How genes are found and annotated

Protein coding genes are found using the program prodigal. Open the log file and see if you can find the command line for this program.

If you type in prodigal -h on the command line, you can find out what each of the options that PROKKA uses for this program. Try figuring out the following things:

  • Will we in our results have partial protein coding genes?
  • Will we have protein coding genes that span regions with Ns?

The use of databases to annotate genomes.

Read the manual for PROKKA again. Try to figure out what databases it uses to annotate genomes with, and in which order it uses the various databases.

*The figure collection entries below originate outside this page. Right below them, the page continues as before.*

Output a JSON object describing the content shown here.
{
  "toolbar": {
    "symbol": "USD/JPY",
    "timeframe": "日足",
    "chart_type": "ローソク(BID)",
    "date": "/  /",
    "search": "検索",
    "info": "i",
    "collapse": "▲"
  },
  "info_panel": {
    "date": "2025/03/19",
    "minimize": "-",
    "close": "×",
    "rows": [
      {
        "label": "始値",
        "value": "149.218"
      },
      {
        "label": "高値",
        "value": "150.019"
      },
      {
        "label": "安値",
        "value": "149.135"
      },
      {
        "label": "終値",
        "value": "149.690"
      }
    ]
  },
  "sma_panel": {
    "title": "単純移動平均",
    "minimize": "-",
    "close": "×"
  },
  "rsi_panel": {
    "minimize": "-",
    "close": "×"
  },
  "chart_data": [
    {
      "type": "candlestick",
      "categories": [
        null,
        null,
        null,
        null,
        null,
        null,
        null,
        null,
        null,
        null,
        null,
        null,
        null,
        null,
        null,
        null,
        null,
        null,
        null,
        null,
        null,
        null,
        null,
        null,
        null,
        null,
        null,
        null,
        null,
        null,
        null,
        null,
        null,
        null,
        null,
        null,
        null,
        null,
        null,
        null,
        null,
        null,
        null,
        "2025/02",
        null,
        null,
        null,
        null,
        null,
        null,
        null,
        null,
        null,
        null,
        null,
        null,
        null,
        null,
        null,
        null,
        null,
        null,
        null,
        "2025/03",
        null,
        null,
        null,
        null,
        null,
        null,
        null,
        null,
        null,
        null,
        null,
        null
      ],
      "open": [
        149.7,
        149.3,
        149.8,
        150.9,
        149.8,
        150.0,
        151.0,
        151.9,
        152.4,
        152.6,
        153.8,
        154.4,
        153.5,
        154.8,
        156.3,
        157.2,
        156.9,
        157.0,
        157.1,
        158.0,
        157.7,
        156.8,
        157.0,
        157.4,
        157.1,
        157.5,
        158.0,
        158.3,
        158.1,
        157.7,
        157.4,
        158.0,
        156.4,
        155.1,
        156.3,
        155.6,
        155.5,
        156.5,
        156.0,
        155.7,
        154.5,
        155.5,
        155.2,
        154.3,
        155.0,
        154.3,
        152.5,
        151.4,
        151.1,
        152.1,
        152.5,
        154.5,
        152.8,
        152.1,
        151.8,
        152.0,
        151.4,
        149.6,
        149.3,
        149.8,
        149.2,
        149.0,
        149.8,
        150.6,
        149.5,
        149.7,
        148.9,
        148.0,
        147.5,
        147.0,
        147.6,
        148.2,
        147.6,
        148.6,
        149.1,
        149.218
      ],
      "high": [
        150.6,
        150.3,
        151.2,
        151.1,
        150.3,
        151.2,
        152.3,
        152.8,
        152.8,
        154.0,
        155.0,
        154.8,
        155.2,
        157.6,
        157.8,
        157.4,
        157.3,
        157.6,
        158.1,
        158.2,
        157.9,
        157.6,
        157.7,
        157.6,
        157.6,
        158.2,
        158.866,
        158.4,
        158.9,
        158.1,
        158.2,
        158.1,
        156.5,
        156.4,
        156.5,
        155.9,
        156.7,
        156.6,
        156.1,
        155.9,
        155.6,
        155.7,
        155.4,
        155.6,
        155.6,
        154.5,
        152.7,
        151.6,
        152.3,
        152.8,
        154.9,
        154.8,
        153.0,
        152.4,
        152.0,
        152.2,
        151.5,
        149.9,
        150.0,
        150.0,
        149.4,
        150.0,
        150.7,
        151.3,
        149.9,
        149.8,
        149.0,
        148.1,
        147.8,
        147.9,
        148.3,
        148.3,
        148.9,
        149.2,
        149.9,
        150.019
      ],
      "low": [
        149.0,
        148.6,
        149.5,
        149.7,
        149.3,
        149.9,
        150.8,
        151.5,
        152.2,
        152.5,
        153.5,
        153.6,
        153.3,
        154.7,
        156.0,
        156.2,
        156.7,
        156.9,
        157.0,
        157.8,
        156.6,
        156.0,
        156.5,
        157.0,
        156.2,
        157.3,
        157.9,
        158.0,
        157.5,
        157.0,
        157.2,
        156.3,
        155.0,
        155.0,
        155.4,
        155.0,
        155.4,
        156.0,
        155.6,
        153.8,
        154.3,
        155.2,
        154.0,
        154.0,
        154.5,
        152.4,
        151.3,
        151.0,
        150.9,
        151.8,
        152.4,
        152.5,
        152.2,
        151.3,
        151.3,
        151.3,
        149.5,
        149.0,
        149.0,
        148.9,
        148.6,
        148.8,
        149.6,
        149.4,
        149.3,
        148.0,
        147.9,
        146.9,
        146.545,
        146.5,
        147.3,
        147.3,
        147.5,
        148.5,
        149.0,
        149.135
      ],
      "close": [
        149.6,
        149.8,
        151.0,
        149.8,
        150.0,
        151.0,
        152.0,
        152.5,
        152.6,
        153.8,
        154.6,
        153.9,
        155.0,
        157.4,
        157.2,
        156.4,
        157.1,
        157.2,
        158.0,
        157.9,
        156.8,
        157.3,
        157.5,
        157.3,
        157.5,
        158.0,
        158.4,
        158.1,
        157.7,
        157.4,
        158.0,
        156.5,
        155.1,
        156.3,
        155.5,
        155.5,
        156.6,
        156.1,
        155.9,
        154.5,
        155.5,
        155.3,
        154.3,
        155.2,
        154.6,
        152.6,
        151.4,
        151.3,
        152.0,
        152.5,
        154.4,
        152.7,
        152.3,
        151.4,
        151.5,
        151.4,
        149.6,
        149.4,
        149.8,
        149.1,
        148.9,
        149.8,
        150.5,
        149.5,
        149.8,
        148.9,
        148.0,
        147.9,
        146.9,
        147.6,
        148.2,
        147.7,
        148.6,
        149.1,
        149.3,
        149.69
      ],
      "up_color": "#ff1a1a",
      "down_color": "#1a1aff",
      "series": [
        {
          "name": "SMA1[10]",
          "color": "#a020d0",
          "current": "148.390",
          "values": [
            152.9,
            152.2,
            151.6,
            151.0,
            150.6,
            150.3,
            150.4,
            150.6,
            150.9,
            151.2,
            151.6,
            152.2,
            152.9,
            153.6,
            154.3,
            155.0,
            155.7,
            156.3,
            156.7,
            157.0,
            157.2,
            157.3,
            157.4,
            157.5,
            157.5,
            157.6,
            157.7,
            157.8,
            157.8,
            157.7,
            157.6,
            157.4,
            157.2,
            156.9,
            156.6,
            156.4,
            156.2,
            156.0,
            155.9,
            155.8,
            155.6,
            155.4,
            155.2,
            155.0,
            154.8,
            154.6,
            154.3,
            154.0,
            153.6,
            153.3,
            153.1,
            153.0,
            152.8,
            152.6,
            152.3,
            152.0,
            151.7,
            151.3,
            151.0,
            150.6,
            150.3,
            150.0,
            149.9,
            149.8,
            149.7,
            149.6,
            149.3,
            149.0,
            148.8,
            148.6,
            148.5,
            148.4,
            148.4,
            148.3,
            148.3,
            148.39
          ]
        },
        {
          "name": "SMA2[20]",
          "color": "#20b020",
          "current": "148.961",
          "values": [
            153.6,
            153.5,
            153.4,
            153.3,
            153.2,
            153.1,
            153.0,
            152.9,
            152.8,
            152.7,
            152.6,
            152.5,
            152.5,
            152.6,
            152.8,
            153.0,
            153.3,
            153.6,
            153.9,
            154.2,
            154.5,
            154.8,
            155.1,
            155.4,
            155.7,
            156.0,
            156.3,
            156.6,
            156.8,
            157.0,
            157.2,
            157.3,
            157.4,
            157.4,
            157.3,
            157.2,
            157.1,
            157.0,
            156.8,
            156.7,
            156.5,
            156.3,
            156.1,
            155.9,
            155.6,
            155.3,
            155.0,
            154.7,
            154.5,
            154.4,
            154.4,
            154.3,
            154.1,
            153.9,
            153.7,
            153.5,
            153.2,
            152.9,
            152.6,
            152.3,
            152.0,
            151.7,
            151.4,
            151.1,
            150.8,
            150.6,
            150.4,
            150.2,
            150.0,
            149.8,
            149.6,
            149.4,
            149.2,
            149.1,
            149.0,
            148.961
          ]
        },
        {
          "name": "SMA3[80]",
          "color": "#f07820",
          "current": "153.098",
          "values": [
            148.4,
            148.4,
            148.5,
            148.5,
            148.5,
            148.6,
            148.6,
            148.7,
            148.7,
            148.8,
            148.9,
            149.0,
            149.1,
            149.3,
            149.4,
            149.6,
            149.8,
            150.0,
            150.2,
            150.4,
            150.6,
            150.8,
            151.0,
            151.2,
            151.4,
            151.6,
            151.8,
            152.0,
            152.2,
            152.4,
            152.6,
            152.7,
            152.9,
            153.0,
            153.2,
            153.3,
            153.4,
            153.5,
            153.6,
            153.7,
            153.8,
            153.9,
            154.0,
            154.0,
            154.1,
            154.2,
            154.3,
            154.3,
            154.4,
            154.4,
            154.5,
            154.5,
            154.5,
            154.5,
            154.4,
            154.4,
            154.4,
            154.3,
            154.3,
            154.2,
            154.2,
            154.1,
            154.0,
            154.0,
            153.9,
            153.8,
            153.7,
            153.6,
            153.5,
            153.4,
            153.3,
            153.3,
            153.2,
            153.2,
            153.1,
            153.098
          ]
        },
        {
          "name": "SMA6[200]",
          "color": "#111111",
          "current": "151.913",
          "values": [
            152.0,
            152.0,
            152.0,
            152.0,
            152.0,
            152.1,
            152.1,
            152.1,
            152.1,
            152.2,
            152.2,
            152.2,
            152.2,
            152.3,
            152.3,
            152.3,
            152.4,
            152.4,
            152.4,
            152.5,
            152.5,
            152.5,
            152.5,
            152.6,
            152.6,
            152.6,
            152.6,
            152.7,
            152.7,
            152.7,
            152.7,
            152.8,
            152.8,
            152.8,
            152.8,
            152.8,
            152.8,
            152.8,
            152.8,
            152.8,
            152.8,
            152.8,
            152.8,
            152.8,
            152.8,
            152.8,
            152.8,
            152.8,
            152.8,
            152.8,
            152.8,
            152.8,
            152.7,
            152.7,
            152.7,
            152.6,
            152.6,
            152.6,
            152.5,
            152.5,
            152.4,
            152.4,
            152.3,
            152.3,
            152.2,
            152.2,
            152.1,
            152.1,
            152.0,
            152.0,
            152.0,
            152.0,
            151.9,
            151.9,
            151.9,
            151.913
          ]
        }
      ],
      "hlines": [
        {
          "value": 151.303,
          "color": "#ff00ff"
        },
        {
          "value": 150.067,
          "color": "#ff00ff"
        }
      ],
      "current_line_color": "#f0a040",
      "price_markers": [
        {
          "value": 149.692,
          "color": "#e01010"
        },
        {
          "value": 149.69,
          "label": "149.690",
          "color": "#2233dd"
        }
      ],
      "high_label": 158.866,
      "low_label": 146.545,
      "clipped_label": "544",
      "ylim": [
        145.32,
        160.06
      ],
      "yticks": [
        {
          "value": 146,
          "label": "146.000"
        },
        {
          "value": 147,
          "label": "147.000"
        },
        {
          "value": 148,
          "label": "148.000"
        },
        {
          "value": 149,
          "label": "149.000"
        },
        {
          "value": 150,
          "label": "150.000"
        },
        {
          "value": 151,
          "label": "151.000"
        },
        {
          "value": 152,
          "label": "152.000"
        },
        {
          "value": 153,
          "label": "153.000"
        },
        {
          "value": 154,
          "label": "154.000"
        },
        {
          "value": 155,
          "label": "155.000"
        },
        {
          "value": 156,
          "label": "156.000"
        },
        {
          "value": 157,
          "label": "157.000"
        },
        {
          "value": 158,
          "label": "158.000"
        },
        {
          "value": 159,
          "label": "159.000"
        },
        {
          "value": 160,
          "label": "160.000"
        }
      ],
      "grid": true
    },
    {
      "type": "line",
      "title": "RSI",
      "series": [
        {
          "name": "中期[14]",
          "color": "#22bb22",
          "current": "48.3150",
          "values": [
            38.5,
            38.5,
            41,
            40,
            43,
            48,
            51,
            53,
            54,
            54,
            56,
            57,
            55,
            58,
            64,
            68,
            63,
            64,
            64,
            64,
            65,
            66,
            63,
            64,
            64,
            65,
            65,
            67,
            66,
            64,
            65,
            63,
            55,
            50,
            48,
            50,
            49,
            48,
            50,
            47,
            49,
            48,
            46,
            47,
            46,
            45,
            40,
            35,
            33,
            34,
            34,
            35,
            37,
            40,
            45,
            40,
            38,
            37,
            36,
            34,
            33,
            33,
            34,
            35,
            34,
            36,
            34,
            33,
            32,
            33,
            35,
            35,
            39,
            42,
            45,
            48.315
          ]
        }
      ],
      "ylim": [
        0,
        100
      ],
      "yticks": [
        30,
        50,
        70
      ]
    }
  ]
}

  1. Type in prokka -h on the command line. Notice that we have several sections of options. Please note, the Organism details section contains options that affect the Organism fields in the output files, it does not affect what databases are used. We need to look at the Annotations details to do that.
  2. Use the --listdb option to see which genus databases we have available.
  3. Our genome is an E. coli genome. We will now do a new PROKKA run in such a way that we get the right name and also use a genus specifc database for our search. Use the following options in addition to what we did above: --outdir, --locustag, --genus, and --usegenus
  4. Once the run is done, open the Genbank file for the two runs, each in a separate terminal. Find your favorite gene (or gyrA) and see if you can see any difference in how they are annotated.

Homework

The assemblies for today's homework can be found here:

/work/projects/nn9305k/bioinf_course/compgenomics/assemblies/homework/spades_covcutoff

Here, you will find six directories, and inside of those you will find the assemblies, that is, the scaffolds.fasta files.

Today's homework consist of two parts:

  1. Filter the genomes that we have been using so far such that only contigs longer than 500 bp remain. Use the assemblathon program to compare the N50, the number of scaffolds, the percentage above 1K and the total length to the other genomes.
  2. Run prokka on the resulting assemblies. These are all E.coli genomes.